The invention discloses an unmanned aerial vehicle target tracking method based on a deep learning algorithm, which comprises the steps of obtaining existing image data for unmanned aerial vehicle target tracking and constructing a training data set; constructing a boundary frame prediction model for unmanned aerial vehicle target tracking and training to obtain a final boundary frame prediction model; inputting a template image of a target and a search image acquired by the unmanned aerial vehicle in real time into a boundary frame prediction model to obtain a target boundary frame; tracking the target by adopting a target boundary box; repeating the steps, and adopting the unmanned aerial vehicle to complete real-time tracking of the target. The invention also discloses a simulation system comprising the unmanned aerial vehicle target tracking method based on the deep learning algorithm. According to the invention, through the design of an innovative target tracking method, the unmanned aerial vehicle tracking of the target is realized, and the reliability is high, the accuracy is good and the efficiency is high; meanwhile, based on the simulation system provided by the invention, the complex scene adaptability of unmanned aerial vehicle target tracking can be improved.

Description

Unmanned aerial vehicle target tracking method and simulation system based on deep learning algorithm
Technical Field
The invention belongs to the technical field of target tracking, and particularly relates to an unmanned aerial vehicle target tracking method and a simulation system based on a deep learning algorithm.
Background
Along with the development of economic technology, unmanned aerial vehicles are widely applied to the production and life of people, and bring endless convenience to the production and life of people. Unmanned aerial vehicle target tracking is the hotspot problem of unmanned aerial vehicle application field, and its aim at control unmanned aerial vehicle is continuous to target tracking to realize specific purpose, such as target tracking, demarcation of target motion track, target follow-up beat etc..
In the field of unmanned aerial vehicle target tracking, two main problems exist at present: firstly, in the target tracking process of the unmanned aerial vehicle, the conditions of rapid movement, scale change, severe deformation, target shielding and the like of the target greatly interfere with the target tracking process of the unmanned aerial vehicle, and the tracking difficulty and the tracking process accuracy are accelerated; secondly, in the tracking algorithm test (or tracking algorithm trial-and-error) process of the unmanned aerial vehicle in the target tracking process, the test cost of the unmanned aerial vehicle, especially the trial-and-error cost is high.
At present, in the target tracking process of the traditional unmanned aerial vehicle, the characteristics of a target need to be manually extracted firstly; the process is time-consuming and labor-consuming, and a series of problems such as weak anti-interference capability, poor real-time performance, easy target loss and the like can be caused in the implementation process; this makes the reliability and accuracy of existing drone target tracking schemes poor.
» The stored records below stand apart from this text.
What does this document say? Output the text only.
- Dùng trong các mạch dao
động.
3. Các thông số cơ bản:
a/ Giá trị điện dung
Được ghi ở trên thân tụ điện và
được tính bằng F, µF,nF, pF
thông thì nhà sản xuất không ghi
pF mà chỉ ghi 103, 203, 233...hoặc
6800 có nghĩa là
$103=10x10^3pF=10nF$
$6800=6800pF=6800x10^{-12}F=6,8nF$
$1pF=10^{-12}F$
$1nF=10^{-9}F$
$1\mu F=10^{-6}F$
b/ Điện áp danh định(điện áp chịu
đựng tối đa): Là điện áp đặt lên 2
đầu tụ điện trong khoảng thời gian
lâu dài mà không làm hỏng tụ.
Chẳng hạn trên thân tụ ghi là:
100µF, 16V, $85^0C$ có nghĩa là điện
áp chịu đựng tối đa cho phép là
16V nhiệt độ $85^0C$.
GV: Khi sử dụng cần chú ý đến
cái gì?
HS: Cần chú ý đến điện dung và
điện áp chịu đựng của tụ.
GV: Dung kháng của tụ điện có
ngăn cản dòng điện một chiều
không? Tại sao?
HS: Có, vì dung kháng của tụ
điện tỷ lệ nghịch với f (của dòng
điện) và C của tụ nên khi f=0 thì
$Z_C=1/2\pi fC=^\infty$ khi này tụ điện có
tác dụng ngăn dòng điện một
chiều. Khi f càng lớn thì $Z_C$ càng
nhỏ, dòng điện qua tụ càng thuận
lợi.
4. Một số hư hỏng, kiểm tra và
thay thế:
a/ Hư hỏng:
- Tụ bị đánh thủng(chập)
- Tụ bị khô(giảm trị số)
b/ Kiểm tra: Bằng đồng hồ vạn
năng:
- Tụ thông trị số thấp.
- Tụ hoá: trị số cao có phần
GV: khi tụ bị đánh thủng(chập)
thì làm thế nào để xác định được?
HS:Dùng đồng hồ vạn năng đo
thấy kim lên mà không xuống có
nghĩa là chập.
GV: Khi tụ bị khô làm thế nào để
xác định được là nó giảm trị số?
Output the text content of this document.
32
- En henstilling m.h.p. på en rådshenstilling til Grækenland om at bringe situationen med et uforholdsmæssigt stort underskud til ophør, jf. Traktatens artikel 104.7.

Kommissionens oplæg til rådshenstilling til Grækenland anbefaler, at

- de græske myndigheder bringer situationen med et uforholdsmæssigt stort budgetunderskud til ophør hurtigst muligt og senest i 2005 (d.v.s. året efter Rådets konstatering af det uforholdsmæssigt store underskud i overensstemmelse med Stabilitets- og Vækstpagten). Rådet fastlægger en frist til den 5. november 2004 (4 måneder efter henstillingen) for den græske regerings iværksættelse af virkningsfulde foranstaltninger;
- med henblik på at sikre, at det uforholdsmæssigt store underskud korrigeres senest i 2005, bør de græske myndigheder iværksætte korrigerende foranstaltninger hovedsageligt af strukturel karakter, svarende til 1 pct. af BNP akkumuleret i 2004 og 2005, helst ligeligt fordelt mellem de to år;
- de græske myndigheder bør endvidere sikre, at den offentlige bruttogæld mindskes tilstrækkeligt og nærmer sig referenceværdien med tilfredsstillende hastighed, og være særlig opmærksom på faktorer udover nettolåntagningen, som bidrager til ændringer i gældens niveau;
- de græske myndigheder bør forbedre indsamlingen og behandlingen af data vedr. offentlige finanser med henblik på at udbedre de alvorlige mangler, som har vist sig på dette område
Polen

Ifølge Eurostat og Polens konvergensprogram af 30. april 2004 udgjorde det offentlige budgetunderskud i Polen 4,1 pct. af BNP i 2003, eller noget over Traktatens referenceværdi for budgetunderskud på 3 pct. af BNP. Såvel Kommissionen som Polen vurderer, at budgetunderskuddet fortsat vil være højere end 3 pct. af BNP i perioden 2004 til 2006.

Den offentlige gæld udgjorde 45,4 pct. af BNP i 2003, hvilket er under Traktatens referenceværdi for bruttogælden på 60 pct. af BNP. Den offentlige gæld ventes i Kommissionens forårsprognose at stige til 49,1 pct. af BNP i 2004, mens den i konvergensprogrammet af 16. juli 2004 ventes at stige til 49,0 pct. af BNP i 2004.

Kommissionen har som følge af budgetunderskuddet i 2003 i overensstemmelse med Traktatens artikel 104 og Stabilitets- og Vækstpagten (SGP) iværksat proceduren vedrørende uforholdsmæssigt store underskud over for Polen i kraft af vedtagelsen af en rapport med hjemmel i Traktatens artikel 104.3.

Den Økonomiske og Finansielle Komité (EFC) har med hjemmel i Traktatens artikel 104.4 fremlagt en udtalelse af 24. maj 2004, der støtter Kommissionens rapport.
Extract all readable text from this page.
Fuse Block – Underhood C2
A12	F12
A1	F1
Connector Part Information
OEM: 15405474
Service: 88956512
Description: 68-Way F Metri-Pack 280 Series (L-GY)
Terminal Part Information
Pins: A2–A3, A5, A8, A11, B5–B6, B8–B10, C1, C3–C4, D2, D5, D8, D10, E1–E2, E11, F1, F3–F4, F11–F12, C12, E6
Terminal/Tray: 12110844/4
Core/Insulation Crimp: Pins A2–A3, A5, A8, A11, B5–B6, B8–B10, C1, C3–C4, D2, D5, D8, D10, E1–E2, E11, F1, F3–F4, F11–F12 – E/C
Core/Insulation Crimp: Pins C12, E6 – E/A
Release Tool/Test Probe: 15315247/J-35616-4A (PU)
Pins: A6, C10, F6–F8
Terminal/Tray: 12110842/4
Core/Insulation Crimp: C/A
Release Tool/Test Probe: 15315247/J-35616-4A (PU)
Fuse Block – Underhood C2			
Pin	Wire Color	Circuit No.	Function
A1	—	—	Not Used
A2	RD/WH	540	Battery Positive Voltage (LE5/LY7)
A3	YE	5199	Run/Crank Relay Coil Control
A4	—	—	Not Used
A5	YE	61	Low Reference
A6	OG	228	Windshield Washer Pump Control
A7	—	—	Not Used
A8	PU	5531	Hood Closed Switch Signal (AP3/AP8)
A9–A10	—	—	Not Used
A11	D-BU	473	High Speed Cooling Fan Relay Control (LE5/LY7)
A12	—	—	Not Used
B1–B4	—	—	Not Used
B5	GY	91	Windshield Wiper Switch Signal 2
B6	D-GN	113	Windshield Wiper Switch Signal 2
Moreover, at present, the traditional unmanned aerial vehicle test or trial-and-error process lacks a corresponding and reliable simulation system, and the feasibility test difficulty and the test cost of the unmanned aerial vehicle tracking scheme are greatly increased.
Disclosure of Invention
The invention aims to provide an unmanned aerial vehicle target tracking method based on a deep learning algorithm, which is high in reliability, accuracy and efficiency.
The second object of the invention is to provide a simulation system for realizing the unmanned aerial vehicle target tracking method based on the deep learning algorithm.
The unmanned aerial vehicle target tracking method based on the deep learning algorithm provided by the invention comprises the following steps:
s1, acquiring existing image data for target tracking of an unmanned aerial vehicle, and constructing a training data set;
s2, constructing a boundary frame prediction model for unmanned aerial vehicle target tracking based on an ANN network, an APN network and an attention mechanism module;
s3, training the boundary frame prediction model constructed in the step S2 by adopting the training data set constructed in the step S1 to obtain a final boundary frame prediction model;
s4, inputting the template image of the target and the search image acquired by the unmanned aerial vehicle in real time into the final boundary frame prediction model obtained in the step S3 to obtain a target boundary frame;
s5, tracking the target by adopting the target boundary box obtained in the step S4;
and S6, repeating the steps S4-S5, and completing real-time tracking of the target by adopting the unmanned aerial vehicle.
The step S2 specifically comprises the following steps:
firstly, processing an input template image and a search image through a backbone network;
constructing a fourth similarity graph and a fifth similarity graph according to an output image of the backbone network, and constructing an APN network feature graph based on the fourth similarity graph, the fifth similarity graph, the pooling layer and the forward propagation network;
constructing and obtaining a channel attention network characteristic diagram according to an output image of the backbone network and a pooling layer;
based on the APN network feature map and the channel attention network feature map, calculating to obtain a final classification feature map;
and carrying out classification and regression operation on the finally obtained classification feature map to obtain a final boundary frame prediction result.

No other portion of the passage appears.